For the study slope, explain in one sentence why the explanatory answer is \(1.8\) rather than \(2.5\).
The kitchen-sink model had a higher training \(R^2\) (\(0.72\)) than M2 (\(0.51\)) yet was the worse model. By which ruler, and what number, does the kitchen sink lose?
Translate the logistic result into plain language: what does an odds ratio of \(\approx 1.42\) per study hour mean to a student deciding how to spend an evening?
In the bike-share transfer example, state which question is explanation and which is prediction, and name the different ruler you would use to judge each model.
Pick any week’s model and walk it backward through the cycle’s arrows, asking the self-criticism question at each step.

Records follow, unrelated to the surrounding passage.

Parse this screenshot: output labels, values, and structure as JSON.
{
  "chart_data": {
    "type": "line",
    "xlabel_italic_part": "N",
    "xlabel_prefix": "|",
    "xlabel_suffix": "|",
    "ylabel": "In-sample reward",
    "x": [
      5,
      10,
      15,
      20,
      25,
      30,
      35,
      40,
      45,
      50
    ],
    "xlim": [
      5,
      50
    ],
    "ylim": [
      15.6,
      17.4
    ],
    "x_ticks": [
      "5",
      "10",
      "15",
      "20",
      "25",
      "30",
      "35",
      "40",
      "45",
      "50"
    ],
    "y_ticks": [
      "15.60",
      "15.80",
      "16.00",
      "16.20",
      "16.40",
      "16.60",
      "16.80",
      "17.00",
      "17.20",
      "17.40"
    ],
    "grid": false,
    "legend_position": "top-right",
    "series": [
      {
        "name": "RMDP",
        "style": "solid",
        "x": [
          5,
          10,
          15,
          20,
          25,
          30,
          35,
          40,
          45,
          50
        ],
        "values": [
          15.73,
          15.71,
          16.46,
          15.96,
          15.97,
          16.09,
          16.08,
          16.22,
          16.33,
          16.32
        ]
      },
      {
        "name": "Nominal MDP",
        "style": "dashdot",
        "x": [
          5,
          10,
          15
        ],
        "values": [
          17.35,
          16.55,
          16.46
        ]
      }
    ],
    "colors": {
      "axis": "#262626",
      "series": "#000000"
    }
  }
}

Reading and source pointer

This is a whole-book synthesis week. For the full arc, revisit ModernDive (Ismay, Kim & Valdivia) end to end — the regression and inference chapters you have already used — and read ModernDive Chapter 11, “Tell Your Story with Data,” which closes the loop by turning a fitted model into a clear, honest, reproducible account. Chapter 11 pairs naturally with the Week 14 reporting note: the cycle does not end at a coefficient, it ends at a story a reader can trust. These notes are the course’s own synthesis, grounded in but not copied from the sources.

Public vs. graded

These notes, the examples, and the practice here are public and ungraded — study material only. There is no graded content on this page: no graded prompts, answer keys, rubrics, point values, or due dates appear on this site. Graded modeling checkpoints, labs, quizzes, homework/modeling memos, the midterm, the project, and the final live in Blackboard (the LMS), which is authoritative for due dates, submissions, and grades — including the final-exam block in the December 9–15 window. If this page and Blackboard ever disagree, follow Blackboard.

Looking ahead

Next week there is no new note — the final-exam window opens (December 9–15, exact block announced through Blackboard), and your job is to carry the cycle, not a pile of procedures, into it: ask, look, fit, check, interpret, compare, communicate.